- Born: June 16, 1892 Brooklyn, NY U.S.
- Died: May 8, 1978 (aged 85) Scottsdale, AZ U.S.
- Education: Colgate University (1947, honoris causa); Boston University (1948, honoris causa).
- Occupation: Advertising Executive
- Known for: Founder of Young & Rubicam
- Spouse(s): Regina McCloskey (m. 30-Nov-1916, div. 1939, three daughters); Bettina Hall (actress and singer, m. 16-Sep-1940)
- Children: Kathleen Bodine Rubicam Jane Collins Rubicam Anne Wilson Rubicam Stephen Merril Rubicam Joan Wister Rubicam

= Raymond Rubicam =

American advertising pioneer

Raymond Rubicam (June 16, 1892 – May 8, 1978) was an American advertising pioneer who co-established the Young & Rubicam (Y&R) advertising agency with John Orr Young. He retired from Y&R in 1944 at age 52.
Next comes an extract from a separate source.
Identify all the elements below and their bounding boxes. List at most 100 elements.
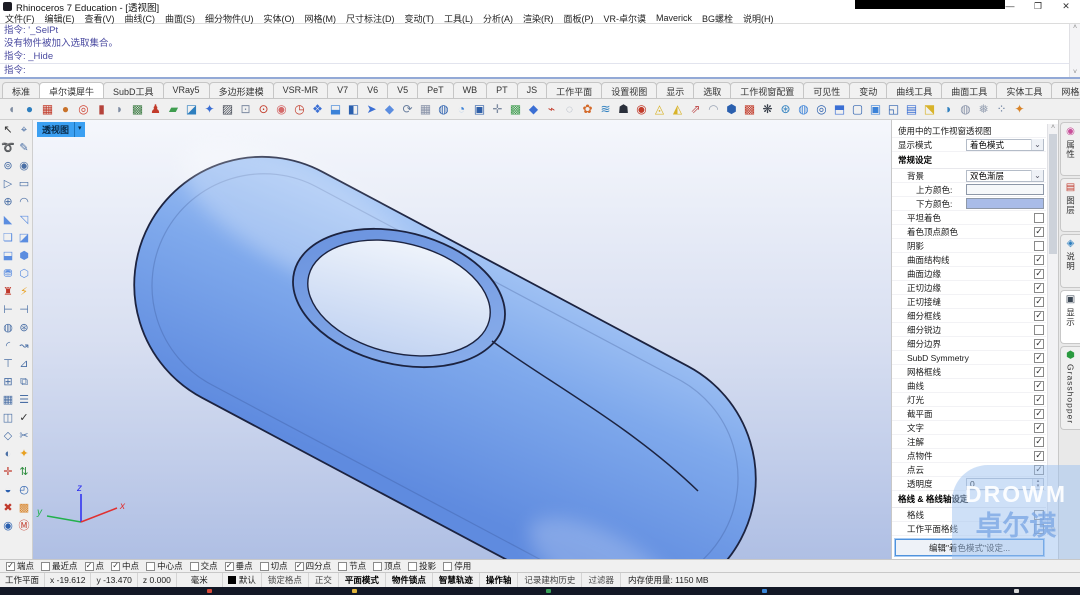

Raymond Rubicam's innovative leadership and creativity led many to recognize him as "advertising's statesman." Because his creative concepts and innovations have continued to play an important role in advertising as we know it today many people consider him the "father of modern advertising".

==Biography==
As a young copywriter for N.W. Ayer and Son, Rubicam was responsible for some of advertising's most memorable pieces. Steinway's "The Instrument of the Immortals," Squibb's "The Priceless Ingredient," and Rolls-Royce's "No Rolls-Royce has ever worn out," were highly successful slogans which made him one of the industry's leading copywriters. While he enjoyed considerable success at N.W. Ayer, he felt that the agency failed to emphasize the importance of the creative artist in advertising. Rubicam, seeking to create an agency that valued artistic and creative talent over business, joined with James Orr Young to found Young & Rubicam in 1923.

Rubicam's skills and his recruitment of the industry's most talented specialists propelled Young & Rubicam into the forefront of advertising. David Ogilvy credited Rubicam with assembling "the best team of copywriters and art directors in the history of advertising," whose advertisements "were read by more people than any other agency's." The agency represented many of America's leading companies, such as Gulf Oil, General Electric, Johnson and Johnson, Fortune, Life and others.
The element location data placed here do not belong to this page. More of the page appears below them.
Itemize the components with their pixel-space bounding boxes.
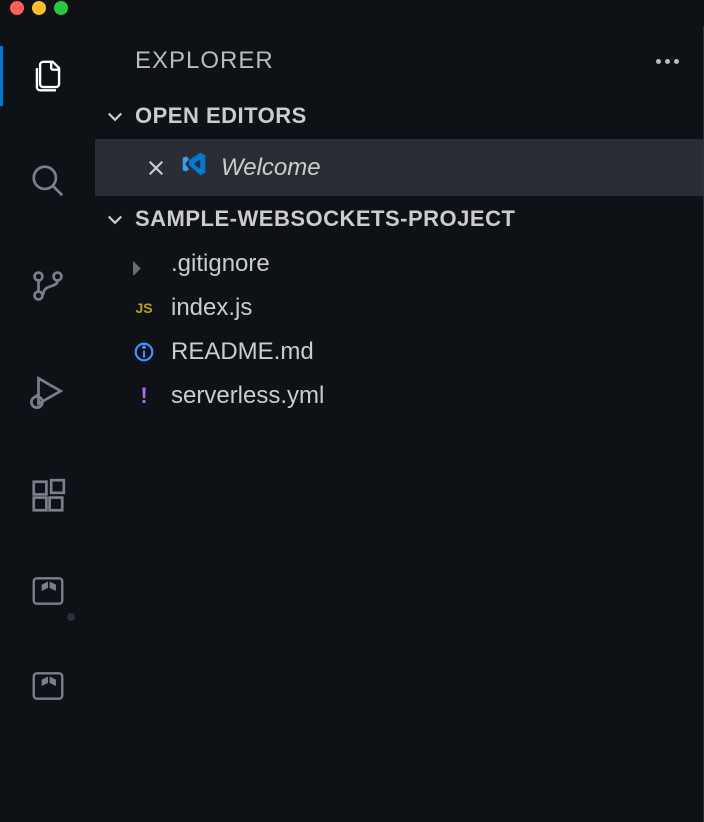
git-branch-icon	[29, 267, 67, 305]
more-actions-button[interactable]	[652, 55, 683, 68]
search-icon	[29, 162, 67, 200]
search-tab[interactable]	[0, 151, 95, 211]
terraform-tab[interactable]	[0, 656, 95, 716]
run-debug-tab[interactable]	[0, 361, 95, 421]
sidebar-title: EXPLORER	[135, 47, 274, 75]
maximize-window-button[interactable]	[54, 1, 68, 15]
extensions-tab[interactable]	[0, 466, 95, 526]
file-gitignore[interactable]: .gitignore	[95, 242, 703, 286]
yaml-file-icon: !	[131, 385, 157, 407]
explorer-tab[interactable]	[0, 46, 95, 106]
vscode-icon	[179, 149, 209, 186]
title-bar	[0, 0, 704, 26]
open-editors-section[interactable]: OPEN EDITORS	[95, 93, 703, 139]
file-index-js[interactable]: JS index.js	[95, 286, 703, 330]
git-file-icon	[131, 253, 157, 275]
open-editors-label: OPEN EDITORS	[135, 103, 307, 129]
sidebar-header: EXPLORER	[95, 27, 703, 93]
extensions-icon	[29, 477, 67, 515]
close-editor-button[interactable]	[145, 157, 167, 179]
project-section[interactable]: SAMPLE-WEBSOCKETS-PROJECT	[95, 196, 703, 242]
vscode-window: EXPLORER OPEN EDITORS	[0, 0, 704, 822]
window-controls	[10, 1, 68, 15]
js-file-icon: JS	[131, 297, 157, 319]
files-icon	[29, 57, 67, 95]
dot-icon	[674, 59, 679, 64]
file-readme[interactable]: README.md	[95, 330, 703, 374]
source-control-tab[interactable]	[0, 256, 95, 316]
editor-label: Welcome	[221, 154, 321, 182]
activity-bar	[0, 26, 95, 822]
chevron-down-icon	[105, 106, 125, 126]
terraform-icon	[29, 667, 67, 705]
status-indicator-icon	[65, 611, 77, 623]
explorer-sidebar: EXPLORER OPEN EDITORS	[95, 26, 703, 822]
main-body: EXPLORER OPEN EDITORS	[0, 26, 704, 822]
open-editor-welcome[interactable]: Welcome	[95, 139, 703, 196]
chevron-down-icon	[105, 209, 125, 229]
svg-text:!: !	[140, 385, 147, 407]
terraform-cloud-tab[interactable]	[0, 561, 95, 621]
file-name: serverless.yml	[171, 382, 324, 410]
minimize-window-button[interactable]	[32, 1, 46, 15]
dot-icon	[665, 59, 670, 64]
run-debug-icon	[29, 372, 67, 410]
project-label: SAMPLE-WEBSOCKETS-PROJECT	[135, 206, 515, 232]
terraform-icon	[29, 572, 67, 610]
file-name: README.md	[171, 338, 314, 366]
file-name: index.js	[171, 294, 252, 322]
info-file-icon	[131, 341, 157, 363]
file-serverless-yml[interactable]: ! serverless.yml	[95, 374, 703, 418]
close-window-button[interactable]	[10, 1, 24, 15]
file-name: .gitignore	[171, 250, 270, 278]
dot-icon	[656, 59, 661, 64]
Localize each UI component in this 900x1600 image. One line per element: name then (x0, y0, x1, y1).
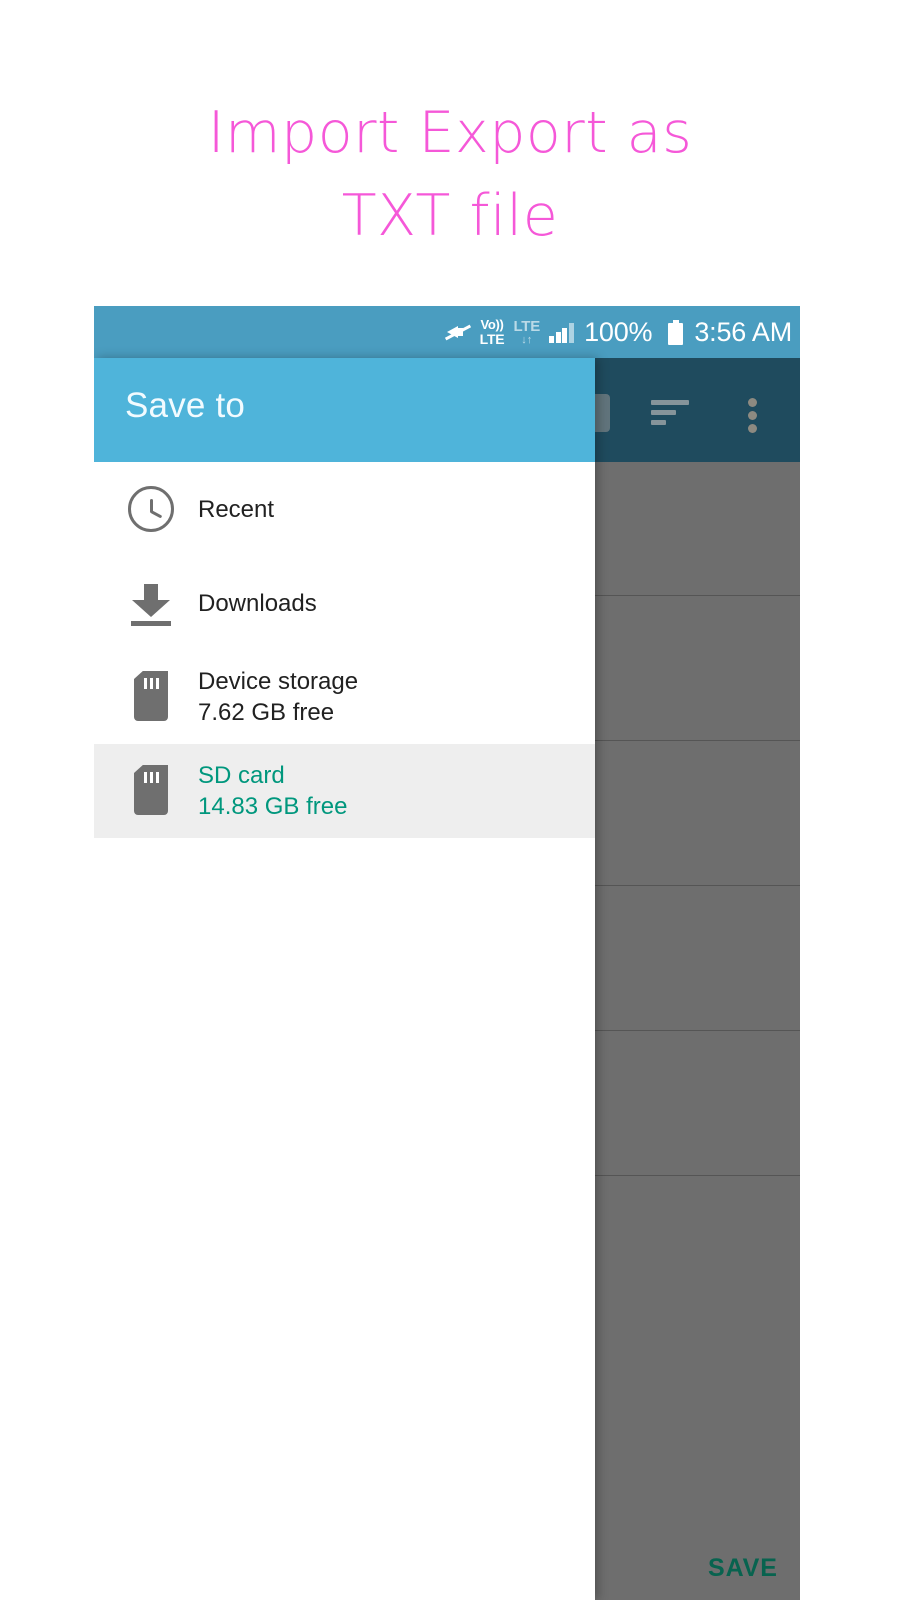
drawer-item-sublabel: 14.83 GB free (198, 793, 348, 820)
navigation-drawer: Save to Recent Downloads Device storage … (94, 358, 595, 1600)
battery-percent: 100% (584, 316, 653, 347)
drawer-item-device-storage[interactable]: Device storage 7.62 GB free (94, 650, 595, 744)
overflow-menu-icon[interactable] (748, 398, 760, 433)
mute-speaker-icon (444, 321, 471, 343)
lte-label: LTE (513, 317, 541, 335)
phone-screenshot: SAVE Vo)) LTE LTE ↓↑ 100% 3:56 AM Save t… (94, 306, 800, 1600)
volte-label-bottom: LTE (479, 331, 505, 347)
status-bar: Vo)) LTE LTE ↓↑ 100% 3:56 AM (94, 306, 800, 358)
drawer-item-label: SD card (198, 762, 285, 789)
drawer-item-sublabel: 7.62 GB free (198, 699, 335, 726)
volte-label-top: Vo)) (480, 317, 504, 332)
drawer-item-downloads[interactable]: Downloads (94, 556, 595, 650)
drawer-item-sd-card[interactable]: SD card 14.83 GB free (94, 744, 595, 838)
sd-card-icon (104, 650, 198, 744)
drawer-item-recent[interactable]: Recent (94, 462, 595, 556)
page-title: Import Export as TXT file (207, 100, 693, 249)
sd-card-icon (104, 744, 198, 838)
drawer-item-label: Downloads (198, 589, 317, 617)
volte-indicator: Vo)) LTE (480, 318, 505, 346)
drawer-title: Save to (125, 386, 246, 425)
drawer-item-label: Device storage (198, 668, 359, 695)
lte-data-indicator: LTE ↓↑ (513, 319, 540, 346)
drawer-list: Recent Downloads Device storage 7.62 GB … (94, 462, 595, 838)
clock-time: 3:56 AM (694, 316, 792, 347)
save-button[interactable]: SAVE (708, 1554, 778, 1583)
battery-full-icon (661, 319, 684, 345)
sort-lines-icon[interactable] (651, 400, 693, 426)
clock-icon (104, 462, 198, 556)
signal-bars-icon (549, 321, 575, 343)
drawer-item-label: Recent (198, 495, 275, 523)
lte-arrows: ↓↑ (521, 333, 533, 346)
download-icon (104, 556, 198, 650)
drawer-header: Save to (94, 358, 595, 462)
While Raymond Rubicam's emphasis on creativity was innovative in itself, his philosophy and copywriting approach revolutionized the industry. He believed that an advertisement should "mirror the reader." Knowledge and understanding of the customer was a critical component of effective advertising. With the help of Dr. George Gallup, Rubicam pioneered new methods of consumer and media research. Young & Rubicam was the first agency to use scientific telephone sampling and to test audiences to measure the success of commercials and advertisements. The agency was also one of the first to produce their own programs, often integrating commercials into radio shows. The development of the "sequence-picture copy" was another Rubicam innovation. His was the first agency to use comic strips as a medium for advertising, creating "Mr. Coffee Nerves" for Postum and "Little Alby" for Grape-Nuts.

Under his direction, Young & Rubicam made significant contributions to the war effort during World War II. The agency donated its time and resources to the War Advertising Council, the Treasury Department on War Loan Drives and to the Department of Agriculture for farm labor recruitment campaigns. Independently, Rubicam served as a special assistant to the War Manpower Commission, director of United China Relief, and later as a member of the Committee for Economic Development. The CED worked to support the United States during the war and significantly influenced policy following its conclusion.

Rubicam also occupied several positions in the business world and contributed to the development of his community. He served as the director of the New York Life Insurance Company, Bates Manufacturing and Valley National Bank.